Unified Governance View
Pipelines ──┐
Clusters ──┼── Nirmata Cloud Hub
Cloud ──┘
This helps platform teams reason about risk holistically, not in isolated silos.
How is Cloud Controller Different from CSPM and CNAPP?
CSPM and CNAPP tools tell you what went wrong.
Cloud Controller helps ensure it never happens in the first place.
Key Differences
| Traditional CSPM / CNAPP | Nirmata Cloud Controller |
| Detect after deployment | Prevent at API boundary |
| Ticket and alert driven | Allow / deny enforcement |
| Separate policy models | Kyverno-native policies |
| Visibility-focused | Control + visibility |
| Account-by-account setup | Org-aware discovery |
Cloud Controller doesn’t replace visibility tools, it adds a control layer they fundamentally lack.
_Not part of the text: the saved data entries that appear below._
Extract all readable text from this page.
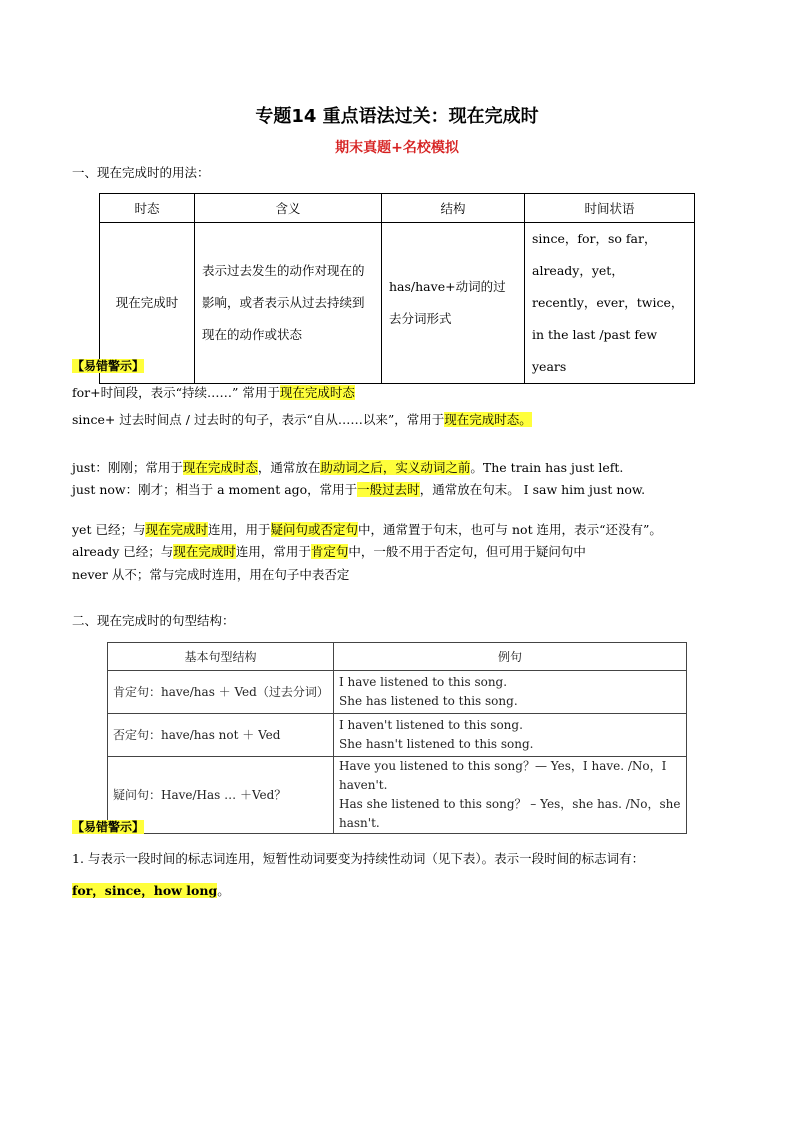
专题14 重点语法过关：现在完成时
期末真题+名校模拟
一、现在完成时的用法：
时态	含义	结构	时间状语
现在完成时	表示过去发生的动作对现在的影响，或者表示从过去持续到现在的动作或状态	has/have+动词的过去分词形式	since，for，so far，already，yet，recently，ever，twice，in the last /past few years
【易错警示】
for+时间段，表示“持续……” 常用于现在完成时态
since+ 过去时间点 / 过去时的句子，表示“自从……以来”，常用于现在完成时态。
just：刚刚；常用于现在完成时态，通常放在助动词之后，实义动词之前。The train has just left.
just now：刚才；相当于 a moment ago，常用于一般过去时，通常放在句末。 I saw him just now.
yet 已经；与现在完成时连用，用于疑问句或否定句中，通常置于句末，也可与 not 连用，表示“还没有”。
already 已经；与现在完成时连用，常用于肯定句中，一般不用于否定句，但可用于疑问句中
never 从不；常与完成时连用，用在句子中表否定
二、现在完成时的句型结构：
基本句型结构	例句
肯定句：have/has ＋ Ved（过去分词）	I have listened to this song.
She has listened to this song.

否定句：have/has not ＋ Ved	I haven't listened to this song.
She hasn't listened to this song.

疑问句：Have/Has … ＋Ved？	Have you listened to this song？— Yes，I have. /No，I haven't.
Has she listened to this song？ – Yes，she has. /No，she hasn't.
【易错警示】
1. 与表示一段时间的标志词连用，短暂性动词要变为持续性动词（见下表）。表示一段时间的标志词有：
for，since，how long。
How to Get Started with Nirmata Cloud Controller
A typical onboarding flow looks like this:
- Deploy Cloud Controller into Kubernetes
- Configure AWS access and org discovery
- Define Kyverno JSON policies
- Start in scan-only mode
- Enable admission control selectively
- Expand coverage across accounts and services
This enables progressive adoption, reducing risk and friction.
From Reactive Cloud Governance to Preventative Platform Control
The Nirmata Cloud Controller represents a shift from reactive cloud governance to preventive platform control.
By combining:
- Admission-style enforcement at the cloud API boundary
- Continuous scanning for drift and legacy resources
- Kyverno-style policies and standardized reports
- Enterprise-grade AWS organization discovery
It gives platform engineers a practical way to govern cloud environments at scale, without slowing teams down.
Cloud governance doesn’t have to be a cleanup exercise anymore. With Nirmata Cloud Controller, it becomes a first-class platform capability.